Never mind that the usual suspects, including his half-witted opponent, O'Donnell, have been doing their usual schtick of misrepresenting the facts to support their warped worldview. I don't really think that calling someone a Marxist will have much resonance these days – at least not amongst those with functioning brains. In Coons' case, it's simply foolishness because he never called himself a Marxist and friends were just having some fun by the reference.

But increasingly I find the rhetoric from the right so outlandish that it is necessary to "unpack" it in order for it to make any sense at all.

Here's my theory: Since most people haven't a clue what Marxism is or what Marx actually wrote (which is particularly true on the right), a good enough proxy seems to be that Marxism is a term for those who don't love America enough or at least not enough to deny her faults.

No, what is not acceptable is Chris Coons' admission that upon returning home he still loved America but that it was now "in the way of one who has realized its faults and failures."

These days, at least in the eyes of the right, it is not possible to love America without whole-heartedly embracing some vaguely held, though frankly indefensible, idea of perfection.

And where does this idea reside? It resides in a hodgepodge of frequently contradictory impressions about how good things used to be. It lies in embracing an incoherent theory about the original intent of the Framers of the Constitution; in pretending our economy isn't tied to international forces beyond our control; in the idea that massive deregulation will work in everyone's best interests; in denying the historical injustices of racism and sexism; in keeping gays out of the military; in returning to a time when it was not possible for a black man to become president; and in so many other status quo ante fantasy nuggets too numerous to mention. That it consists of no coherent vision is clear, but that is the point -- it's not rational but rather about a feeling that things used to better.

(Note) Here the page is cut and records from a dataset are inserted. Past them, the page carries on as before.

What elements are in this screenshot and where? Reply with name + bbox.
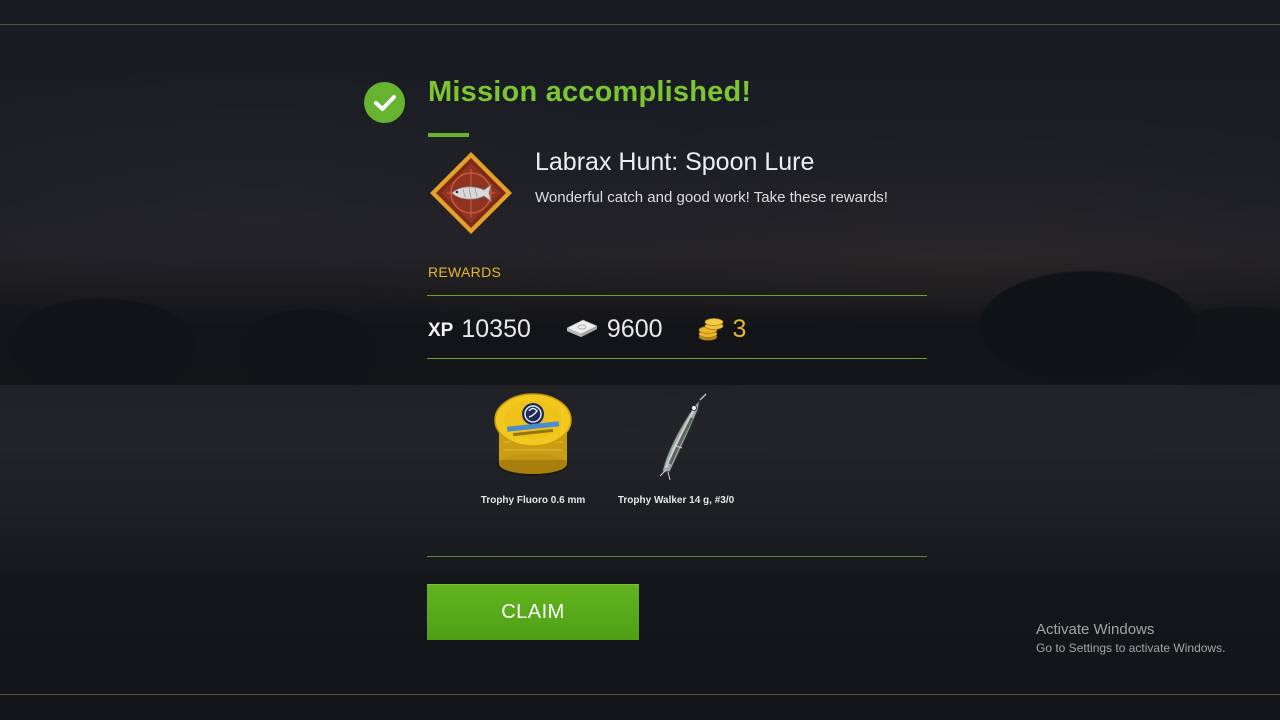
mission-status-title: Mission accomplished! <box>428 76 752 108</box>
gold-value: 3 <box>732 314 747 343</box>
reward-item[interactable]: Trophy Fluoro 0.6 mm <box>458 384 608 506</box>
rewards-stats-row: XP 10350 9600 3 <box>428 313 780 345</box>
watermark-subtitle: Go to Settings to activate Windows. <box>1036 641 1226 655</box>
mission-complete-panel: Mission accomplished! Labrax Hunt: Spoon… <box>0 0 1280 720</box>
gold-coins-icon <box>698 318 723 341</box>
fishing-lure-icon <box>659 393 707 481</box>
mission-description: Wonderful catch and good work! Take thes… <box>535 189 888 206</box>
gold-reward: 3 <box>697 314 747 344</box>
money-value: 9600 <box>606 314 663 343</box>
reward-item[interactable]: Trophy Walker 14 g, #3/0 <box>601 384 751 506</box>
fishing-line-spool-icon <box>494 393 572 476</box>
title-underline <box>428 133 469 137</box>
watermark-title: Activate Windows <box>1036 621 1155 638</box>
claim-button[interactable]: CLAIM <box>427 584 639 640</box>
mission-badge-icon <box>428 150 514 236</box>
divider <box>427 556 927 557</box>
mission-name: Labrax Hunt: Spoon Lure <box>535 148 815 176</box>
banknotes-icon <box>566 319 598 337</box>
rewards-heading: REWARDS <box>428 264 502 280</box>
xp-value: 10350 <box>461 314 531 343</box>
money-reward: 9600 <box>565 315 663 344</box>
checkmark-icon <box>364 82 405 123</box>
divider <box>427 358 927 359</box>
xp-label: XP <box>428 320 454 341</box>
windows-activation-watermark: Activate Windows Go to Settings to activ… <box>1036 621 1225 655</box>
reward-item-name: Trophy Walker 14 g, #3/0 <box>617 495 735 506</box>
reward-item-name: Trophy Fluoro 0.6 mm <box>480 495 586 506</box>
xp-reward: XP 10350 <box>428 315 531 344</box>
divider <box>427 295 927 296</box>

Lest you think I contradict myself, the right has plenty of criticism of America to offer too, but their concerns are focused squarely on the problems created by those who have strayed from the perfection of America's design. For conservatives, fixing America is not about change, it is about restoration. 

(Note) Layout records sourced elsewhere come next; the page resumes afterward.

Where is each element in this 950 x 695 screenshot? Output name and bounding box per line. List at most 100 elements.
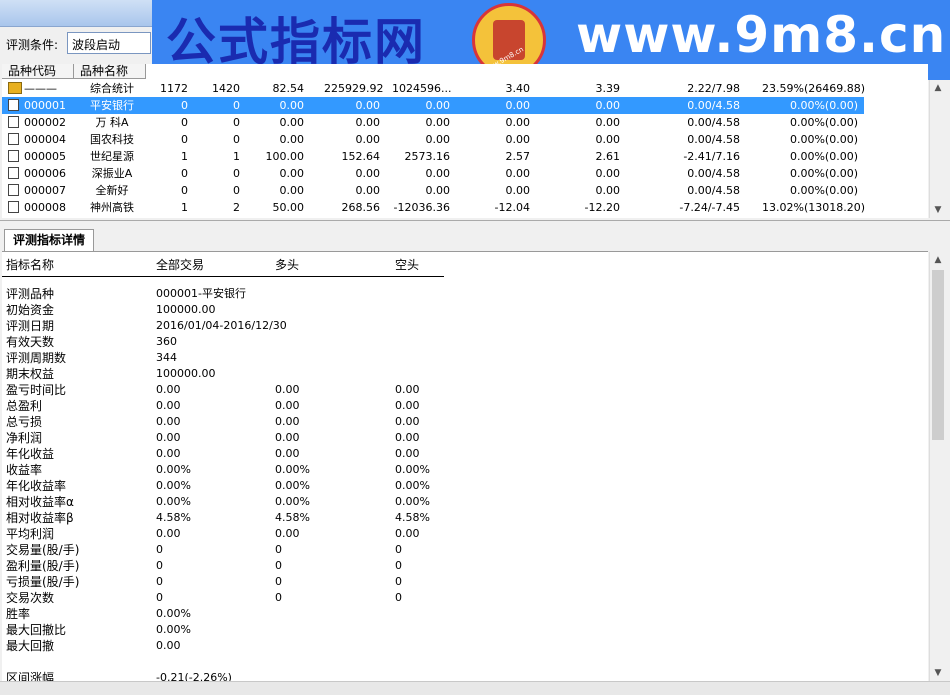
detail-label: 评测周期数: [6, 351, 67, 365]
detail-all-value: 0: [156, 575, 163, 588]
table-row[interactable]: 000006 深振业A 0 0 0.00 0.00 0.00 0.00 0.00 0.00/4.5…: [2, 165, 864, 182]
detail-label: 交易次数: [6, 591, 55, 605]
cell-value: 0: [233, 133, 240, 146]
condition-select[interactable]: 波段启动: [67, 32, 151, 54]
detail-scrollbar[interactable]: ▲ ▼: [929, 252, 946, 681]
detail-all-value: 4.58%: [156, 511, 191, 524]
header-name[interactable]: 品种名称: [74, 64, 146, 79]
cell-value: -12036.36: [393, 201, 450, 214]
table-row[interactable]: 000004 国农科技 0 0 0.00 0.00 0.00 0.00 0.00 0.00/4.5…: [2, 131, 864, 148]
tab-evaluation-details[interactable]: 评测指标详情: [4, 229, 94, 252]
scroll-thumb[interactable]: [932, 270, 944, 440]
cell-value: 100.00: [265, 150, 305, 163]
cell-value: 0: [233, 184, 240, 197]
cell-name: 万 科A: [95, 116, 129, 129]
scroll-down-icon[interactable]: ▼: [930, 665, 946, 681]
detail-all-value: 0: [156, 543, 163, 556]
list-item: 交易量(股/手) 0 0 0: [2, 542, 928, 558]
watermark-url-text: www.9m8.cn: [576, 6, 947, 64]
cell-value: 2573.16: [404, 150, 451, 163]
document-icon: [8, 167, 19, 179]
cell-value: 0.00%(0.00): [789, 184, 858, 197]
detail-all-value: 0.00: [156, 431, 181, 444]
list-item: 亏损量(股/手) 0 0 0: [2, 574, 928, 590]
detail-label: 总亏损: [6, 415, 43, 429]
detail-short-value: 4.58%: [395, 511, 430, 524]
cell-value: 0.00: [355, 99, 381, 112]
detail-label: 年化收益: [6, 447, 55, 461]
cell-value: 0.00: [355, 116, 381, 129]
cell-value: 0: [233, 116, 240, 129]
detail-short-value: 0.00: [395, 415, 420, 428]
header-code[interactable]: 品种代码: [2, 64, 74, 79]
list-item: 净利润 0.00 0.00 0.00: [2, 430, 928, 446]
list-item: [2, 654, 928, 670]
detail-label: 相对收益率β: [6, 511, 74, 525]
grid-scrollbar[interactable]: ▲ ▼: [929, 80, 946, 218]
detail-short-value: 0: [395, 543, 402, 556]
cell-value: 152.64: [341, 150, 381, 163]
results-grid[interactable]: 品种代码 品种名称 ——— 综合统计 1172 1420 82.54 225929.92 1…: [2, 64, 928, 218]
detail-header-divider: [2, 276, 444, 277]
detail-all-value: 0.00%: [156, 463, 191, 476]
cell-name: 国农科技: [90, 133, 134, 146]
cell-code: 000008: [24, 201, 66, 214]
cell-value: 0.00: [595, 99, 621, 112]
cell-value: -2.41/7.16: [683, 150, 740, 163]
horizontal-scrollbar[interactable]: [0, 681, 950, 695]
list-item: 评测日期 2016/01/04-2016/12/30: [2, 318, 928, 334]
detail-long-value: 0: [275, 543, 282, 556]
cell-value: 0.00: [355, 133, 381, 146]
list-item: 总亏损 0.00 0.00 0.00: [2, 414, 928, 430]
cell-value: 0.00: [425, 167, 451, 180]
detail-all-value: 0.00: [156, 447, 181, 460]
detail-label: 总盈利: [6, 399, 43, 413]
detail-header-name: 指标名称: [6, 258, 55, 272]
detail-short-value: 0.00: [395, 527, 420, 540]
detail-long-value: 0: [275, 559, 282, 572]
cell-value: 3.39: [595, 82, 621, 95]
detail-long-value: 0.00%: [275, 463, 310, 476]
cell-code: 000006: [24, 167, 66, 180]
list-item: 盈亏时间比 0.00 0.00 0.00: [2, 382, 928, 398]
detail-label: 亏损量(股/手): [6, 575, 80, 589]
detail-long-value: 0.00: [275, 447, 300, 460]
table-row[interactable]: 000007 全新好 0 0 0.00 0.00 0.00 0.00 0.00 0.00/4.58…: [2, 182, 864, 199]
cell-value: 0.00: [279, 99, 305, 112]
scroll-down-icon[interactable]: ▼: [930, 202, 946, 218]
cell-code: ———: [24, 82, 57, 95]
list-item: 评测品种 000001-平安银行: [2, 286, 928, 302]
detail-label: 收益率: [6, 463, 43, 477]
table-row[interactable]: 000002 万 科A 0 0 0.00 0.00 0.00 0.00 0.00 0.00/4.5…: [2, 114, 864, 131]
detail-all-value: 0: [156, 591, 163, 604]
list-item: 年化收益率 0.00% 0.00% 0.00%: [2, 478, 928, 494]
cell-value: 0: [181, 184, 188, 197]
detail-all-value: 0.00%: [156, 607, 191, 620]
detail-label: 盈利量(股/手): [6, 559, 80, 573]
cell-value: 0.00: [595, 133, 621, 146]
detail-short-value: 0: [395, 559, 402, 572]
table-row[interactable]: 000005 世纪星源 1 1 100.00 152.64 2573.16 2.57 2.61 -…: [2, 148, 864, 165]
table-row[interactable]: ——— 综合统计 1172 1420 82.54 225929.92 1024596... 3…: [2, 80, 865, 97]
table-row[interactable]: 000008 神州高铁 1 2 50.00 268.56 -12036.36 -12.04 -1…: [2, 199, 865, 216]
list-item: 初始资金 100000.00: [2, 302, 928, 318]
cell-value: 2.61: [595, 150, 621, 163]
list-item: 总盈利 0.00 0.00 0.00: [2, 398, 928, 414]
cell-value: 0.00: [355, 167, 381, 180]
cell-value: 0: [233, 167, 240, 180]
detail-label: 最大回撤: [6, 639, 55, 653]
detail-label: 盈亏时间比: [6, 383, 67, 397]
cell-value: 82.54: [272, 82, 305, 95]
cell-value: 0.00: [425, 184, 451, 197]
cell-value: 0.00: [279, 116, 305, 129]
list-item: 相对收益率β 4.58% 4.58% 4.58%: [2, 510, 928, 526]
detail-all-value: 000001-平安银行: [156, 287, 246, 300]
cell-value: 0.00: [279, 167, 305, 180]
detail-all-value: 344: [156, 351, 177, 364]
table-row[interactable]: 000001 平安银行 0 0 0.00 0.00 0.00 0.00 0.00 0.00/4.5…: [2, 97, 864, 114]
detail-label: 年化收益率: [6, 479, 67, 493]
scroll-up-icon[interactable]: ▲: [930, 80, 946, 96]
scroll-up-icon[interactable]: ▲: [930, 252, 946, 268]
detail-header-short: 空头: [395, 258, 420, 272]
cell-value: 50.00: [272, 201, 305, 214]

What they are ever so vigilant to oppose are the thoughts and actions of those who they believe threaten the very concept of America, its special place in world history, its exceptionalism, the idea of the City on the Hill.

Conservatism has always been about making things the way they once were in some imagined past. Progressivism is about changing things to meet the demands of new challenges, as difficult as this usually is.

Conservatism is mostly about the belief that we can return to a time when we had more control over our circumstances based on the infantile wish that we can go home again, that the world of a perfect imagined past is real. We can't and it isn't, but for some I suppose it's nice to dream.

Its criticism of the current political landscape is of government actions that they believe stand in the way of such a return.

When Coons writes that he was beginning to see America's faults and failures, he likely meant that positive action would be required to right wrongs that make America less than perfect. And this would not be a matter of going back, but of going forward.

It should come as no surprise that the Republican Party is the "Party of No." Perhaps we should also call it the Party of Dorothy and the Wizard of Oz. The world out there is very frightening and there is no place like home, so let's close our eyes, do nothing, intone the same fervent wish over and over again, and hope that we can simply return to a time and place when everything was fine.

It's simple and bizarre, but if you want to improve your country by working together to tackle the challenges that arise by the inevitability of change, believing that there is no perfect past to which we can return, you may actually be some kind of radical, or perhaps even a Marxist. 

If that is not what right-wing pundits mean when they call Chris Coons a Marxist, I am out of explanations.